Hey, we got any organ fans in the house this evening? If so, prepare yourself for a special treat. . . .
Album Title: Silent Night: Organ and Chimes Favorites
Album Artist: William Daly
Dropping the needle on Side A is pretty much akin to walking into your Grandma's church. Not the one you usually go to, where you kinda know some familiar faces and the lay of the land - you know what kinda music they're gonna play, you know the order of the service, etc. - but your Grandma's church. The kinda church you go to and everything's off and things feel weird. Like, you know Jesus is probably still a big deal and everything, but there's a weird smell in the air from the combination of moldy pew cushions and the 75-and-older crowd (who make up 80% of the thirty-four people in attendance), and you find yourself overcome with a sense of unease.
The organ work on this album screams 'old people slowly dying in church' more than any other album I've ever reviewed over the course of the last decade or so. And that's saying something, guys. It's not a swirling, circus-esque freakshow organ (we've had that around these parts before), channeling the very fissures of Hell, but instead a slow, warble-y progression to the grave. The arrangements on this piece wouldn't be out of place at a funeral, which might sound weird considering these are Christmas songs and that would usually deter one's mind from going straight there, but. . . here we are.

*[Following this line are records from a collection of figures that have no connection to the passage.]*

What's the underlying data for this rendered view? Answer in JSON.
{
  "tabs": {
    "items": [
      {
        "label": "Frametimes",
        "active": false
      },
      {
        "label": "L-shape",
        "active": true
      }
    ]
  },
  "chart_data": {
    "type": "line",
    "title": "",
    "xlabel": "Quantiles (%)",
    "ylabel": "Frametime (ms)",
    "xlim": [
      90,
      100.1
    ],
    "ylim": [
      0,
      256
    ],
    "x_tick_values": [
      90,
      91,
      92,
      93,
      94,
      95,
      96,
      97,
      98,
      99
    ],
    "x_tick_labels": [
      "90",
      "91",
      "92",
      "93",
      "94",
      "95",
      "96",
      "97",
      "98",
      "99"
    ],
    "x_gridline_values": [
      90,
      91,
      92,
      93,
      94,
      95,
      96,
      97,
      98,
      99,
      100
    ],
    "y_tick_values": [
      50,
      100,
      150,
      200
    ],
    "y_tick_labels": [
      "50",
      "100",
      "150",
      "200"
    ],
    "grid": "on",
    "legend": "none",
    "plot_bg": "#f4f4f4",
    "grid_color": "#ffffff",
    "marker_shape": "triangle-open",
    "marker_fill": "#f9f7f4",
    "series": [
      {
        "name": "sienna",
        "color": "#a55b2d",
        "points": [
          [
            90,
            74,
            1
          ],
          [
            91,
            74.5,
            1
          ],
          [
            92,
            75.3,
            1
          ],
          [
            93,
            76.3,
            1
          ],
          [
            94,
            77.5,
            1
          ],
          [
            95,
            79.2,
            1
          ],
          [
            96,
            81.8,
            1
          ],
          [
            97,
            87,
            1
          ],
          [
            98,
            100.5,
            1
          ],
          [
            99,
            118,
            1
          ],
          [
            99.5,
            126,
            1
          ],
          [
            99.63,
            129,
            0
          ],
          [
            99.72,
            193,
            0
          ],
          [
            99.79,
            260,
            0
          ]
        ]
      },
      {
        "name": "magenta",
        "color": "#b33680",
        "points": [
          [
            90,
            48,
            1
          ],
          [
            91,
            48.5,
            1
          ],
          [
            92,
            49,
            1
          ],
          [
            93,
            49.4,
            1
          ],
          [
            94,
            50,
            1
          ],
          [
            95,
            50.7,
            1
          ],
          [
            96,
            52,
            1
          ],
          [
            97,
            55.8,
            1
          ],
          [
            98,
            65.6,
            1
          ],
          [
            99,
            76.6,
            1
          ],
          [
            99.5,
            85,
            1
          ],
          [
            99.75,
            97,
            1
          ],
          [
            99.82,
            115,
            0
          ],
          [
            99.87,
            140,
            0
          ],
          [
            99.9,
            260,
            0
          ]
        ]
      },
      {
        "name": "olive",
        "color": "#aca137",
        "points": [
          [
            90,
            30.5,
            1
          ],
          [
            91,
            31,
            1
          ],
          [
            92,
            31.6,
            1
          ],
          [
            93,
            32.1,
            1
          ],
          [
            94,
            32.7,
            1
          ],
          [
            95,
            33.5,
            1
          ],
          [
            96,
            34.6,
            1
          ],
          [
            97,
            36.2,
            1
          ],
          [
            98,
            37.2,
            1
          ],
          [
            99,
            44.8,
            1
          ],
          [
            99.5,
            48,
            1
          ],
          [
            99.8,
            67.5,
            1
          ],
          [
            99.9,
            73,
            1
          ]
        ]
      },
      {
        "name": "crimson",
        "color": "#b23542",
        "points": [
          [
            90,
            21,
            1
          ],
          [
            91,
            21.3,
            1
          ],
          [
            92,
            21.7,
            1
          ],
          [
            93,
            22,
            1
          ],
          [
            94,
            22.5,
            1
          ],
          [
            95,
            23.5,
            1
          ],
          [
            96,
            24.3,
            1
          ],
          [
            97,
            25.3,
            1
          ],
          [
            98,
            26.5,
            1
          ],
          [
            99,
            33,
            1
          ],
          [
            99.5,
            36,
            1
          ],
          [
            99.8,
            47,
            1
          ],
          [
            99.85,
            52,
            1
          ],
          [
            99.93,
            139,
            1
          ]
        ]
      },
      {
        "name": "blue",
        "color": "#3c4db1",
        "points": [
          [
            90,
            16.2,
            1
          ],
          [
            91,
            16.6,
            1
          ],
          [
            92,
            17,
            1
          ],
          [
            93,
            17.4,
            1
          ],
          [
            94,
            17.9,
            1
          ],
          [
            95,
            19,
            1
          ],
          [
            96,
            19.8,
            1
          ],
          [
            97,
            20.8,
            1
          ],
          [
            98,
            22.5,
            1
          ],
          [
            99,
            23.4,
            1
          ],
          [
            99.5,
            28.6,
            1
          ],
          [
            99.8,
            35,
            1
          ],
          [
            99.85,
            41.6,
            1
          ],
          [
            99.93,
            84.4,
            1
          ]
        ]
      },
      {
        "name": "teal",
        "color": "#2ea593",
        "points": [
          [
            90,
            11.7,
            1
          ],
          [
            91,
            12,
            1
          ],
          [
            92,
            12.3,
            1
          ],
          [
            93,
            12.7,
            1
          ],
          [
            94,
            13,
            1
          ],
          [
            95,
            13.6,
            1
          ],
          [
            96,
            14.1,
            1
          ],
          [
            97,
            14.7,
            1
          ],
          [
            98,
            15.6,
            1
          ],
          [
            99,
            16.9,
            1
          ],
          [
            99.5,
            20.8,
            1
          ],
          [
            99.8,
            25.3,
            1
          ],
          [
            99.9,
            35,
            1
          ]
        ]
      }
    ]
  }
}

It's hard to make up-beat carols sound the exact same as a somber, more religious Christmas song, but William Daly somehow makes it happen. Lots of whole notes to be found here, those are definitely his favorite. Everything comes across in the same time signature, the same level of intensity, and the same volume, as if Will realizes that to take one, musical step out of the norm here would certainly kill (smite?) any or all of the elderly patrons in attendance. It's like some kind of church-y fever dream that you can't escape from.
I never thought in my entire life that I'd ever welcome the sound of chimes in a Christmas song (or any song for that matter), but man - when the occasional chimes do come in to the songs, they're a f***ing blessing. 'Organ and Chimes' is a bit of a stretch for an album title, folks - this should be called 'Organ, feat. Chimes.' They're an accent accompaniment here, not the main attraction, and while I'd usually be the first to stand up and shout, "CHIMES ARE NOT A LEAD INSTRUMENT," I'm so beaten down from the funeral organ on this album that when the chimes do come in here and there it's like a bucket of ice-cold water right in the face. You remember you're alive, and not sitting in attendance for your own funeral.With a bunch of old church-goers who, for whatever reason, are the only people that bothered to show up to your funeral.
At that point it's time to re-evaluate your life, folks.
VERDICT: 3/10 - Seriously? (Christmas music for a funeral. If that's your thing.)